One of the best paintings here is ‘Vines after Rain’ (1959), composed in bluey-grey and fawn mostly, with sizzles of orange, red, green, blue-black. ‘Spring Growth’ is another success, containing some of the swelling forms that were later to characterise Brett Whiteley’s painting, with the exquisite touches of colour Dunn is so good at. She makes something unusual of such unpromising subjects as a couple of handfuls of beans and four dead swallows, or a pomegranate and wasps. In the second version of the latter subject, non-naturalistic rockets of blue articulate the otherwise undifferentiated but brushy space. Dunn is quirky, minimal, witty — I hope we see more of her work in this country.
Downstairs at the Redfern is an intriguing exhibition devoted to the sculptor and printmaker Leon Underwood (1890–1975), and his followers. Underwood is shockingly underrated today, being a sculptor and draughtsman of true originality and vision, besides teaching Henry Moore and a crowd of other luminaries of 20th-century British art. The other ‘followers’ shown here are those brilliant wood-engravers Blair Hughes-Stanton and Gertrude Hermes, Mary Groom and the lyrical, imaginative artist, Eileen Agar. But Underwood is the star of the show, with his linocuts and drawings (‘Three Mexican Women’, 1939, is particularly fine) and some impressive bronzes, of which ‘Salome’ (1924) is the most remarkable.
Last chance to see two fascinating shows of High Modernism at Annely Juda (23 Dering Street, W1, until 18 December). In the upper gallery is The Great Experiment: Russian Art, Homage to Camilla Gray, a coruscating display of top-quality work. Highlights include a large and magnificent Tatlin, ‘Untitled (Assemblage, after Picasso)’ from 1914/16, a wonderfully lucid crested form by Rodchenko, and Popova’s ‘Painterly Architectonics’. In the far room is a rich selection of smaller works including a sumptuous Suprematist collage by Aleksei Kruchenykh, drawings by Malevich, and Rayonist compositions by Larionov.

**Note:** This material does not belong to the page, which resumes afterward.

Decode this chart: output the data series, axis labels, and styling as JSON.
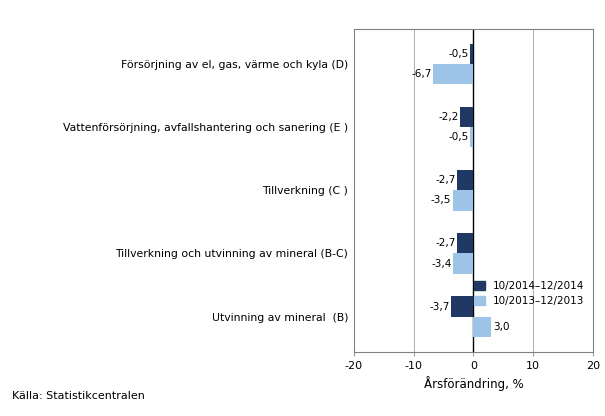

Downstairs is Experimental Workshop: Japan 1951–8, full of intriguing optical and photographic work. Annely Juda is one of the few dealers capable of mounting exhibitions of museum standard like this: not to be missed.
And finally, talking of museums, there’s currently a group of 19 paintings and one drawing by the American Wayne Thiebaud (born 1920) at Faggionato Fine Arts (49 Albemarle Street, W1, until 22 January 2010). Here, if ever was, is the perfect subject for a museum retrospective in England. Thiebaud is usually associated with the Pop art imagery of serried ranks of cakes and other eatables on delicatessen counters. He does these supremely well, but I prefer his inventive high-viewpoint landscapes, which swoop down over San Francisco and the Sacramento Valley. He’s quite simply a beautiful painter. Artists know about him, but to the general public he’s largely unknown. It’s time this changed — just the project for the Hayward Gallery.